幾日後的夜裡,雨滴敲打窗欞的聲音將林一凡從淺眠中驚醒。
他睜開眼,發現宿舍的牆壁上已經凝結了一層細密的水珠,這不是普通的潮濕,而是雨季特有的、帶著靈力的"詩氣"在滲入每一個角落。
與此同時,津南山的密林深處,一個修長的身影正倚在古鬆旁。
雨水在他周圍形成詭異的真空帶,仿佛畏懼般繞道而行。
男人優雅地摘下白手套,露出蒼白到近乎透明的手指。
他胸前的紫鳶胸針在雨中閃爍著妖異的光芒。
"馬逸添這個廢物······"男人用歌劇演員般的詠歎調自語道,指尖輕輕劃過身旁的樹乾。

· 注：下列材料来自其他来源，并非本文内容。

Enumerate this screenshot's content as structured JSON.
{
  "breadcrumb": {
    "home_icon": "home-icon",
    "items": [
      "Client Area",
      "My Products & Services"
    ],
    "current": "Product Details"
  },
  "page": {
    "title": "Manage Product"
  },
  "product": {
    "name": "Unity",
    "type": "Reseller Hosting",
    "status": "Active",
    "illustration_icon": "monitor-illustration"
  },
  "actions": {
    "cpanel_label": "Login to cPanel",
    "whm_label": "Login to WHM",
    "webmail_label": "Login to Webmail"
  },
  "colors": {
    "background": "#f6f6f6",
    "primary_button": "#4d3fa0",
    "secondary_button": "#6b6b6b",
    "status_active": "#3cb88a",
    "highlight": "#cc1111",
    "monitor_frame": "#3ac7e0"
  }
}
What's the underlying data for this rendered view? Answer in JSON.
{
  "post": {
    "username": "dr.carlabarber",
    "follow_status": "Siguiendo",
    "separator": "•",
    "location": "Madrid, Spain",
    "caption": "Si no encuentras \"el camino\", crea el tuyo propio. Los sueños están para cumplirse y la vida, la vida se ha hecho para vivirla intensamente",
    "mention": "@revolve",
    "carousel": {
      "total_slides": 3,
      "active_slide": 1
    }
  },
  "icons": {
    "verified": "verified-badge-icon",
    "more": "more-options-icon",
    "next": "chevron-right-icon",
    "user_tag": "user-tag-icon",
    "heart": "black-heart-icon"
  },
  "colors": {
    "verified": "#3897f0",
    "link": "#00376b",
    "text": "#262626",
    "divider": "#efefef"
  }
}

樹皮瞬間枯萎剝落,露出裡麵扭曲的人臉紋路,"浪費我囈語寶貴的時間。"
他突然停下動作,鼻翼微動。
空氣中飄來一絲若有若無的硫磺味,來自地獄的氣息。
男人蒼白的臉上浮現出病態的紅暈:"啊······找到你了,小撒旦。"
雨幕中,他的身影突然分裂成數十個相同的幻象,每個幻象都做著不同的優雅動作:有的在整理領結,有的在擦拭單片眼鏡,有的甚至憑空變出一杯紅酒輕啜······
"既然棋子不中用······"所有幻象同時開口,聲音疊加成令人毛骨悚然的混響,"那就讓棋手親自下場吧。"
最中間的幻象突然抬手打了個響指。
刹那間,方圓百米的雨滴全部靜止在空中,然後齊刷刷轉向全部指向滄南市訓練基地的方向!
······
袁罡站在窗前,雨水在玻璃上蜿蜒成詭異的紋路。
他手中的審訊報告已被攥得發皺,紙麵上"古神教會"、"雨季災害"等字眼在閃電照耀下格外刺目。
"報告!"通訊器突然炸響,驚得他手一抖,茶水潑在軍裝上,"津南山北坡發生大規模泥石流,流速是正常情況的3倍!"
袁罡的指節捏得發白。三天前那場"地震",現在想來竟是因禍得福。
周邊七個村莊早已完成疏散。
他抓起紅色電話,喉結滾動了幾下:"啟動救援預案,全體作戰人員...等等!"
他突然僵住。窗外,一道閃電劈開天際,照亮了訓練場。本該集結的學員隊伍中,赫然缺了一角,少了四個身影。
"林一凡他們人呢?!"袁罡的咆哮震得話筒嗡嗡作響。
監控畫麵迅速切換,最終定格在空蕩蕩的宿舍,四張床鋪淩亂不堪,曹淵的耳塞掉在地上,百裡胖胖的零食撒了一床,而林一凡的枕邊,靜靜躺著一張潦草的紙條。
去解決泥石流的源頭,勿念。——林一凡、林七夜、百裡塗明、曹淵
"這個自作主張的混賬!"袁罡一拳砸在防彈玻璃上,裂紋蛛網般蔓延。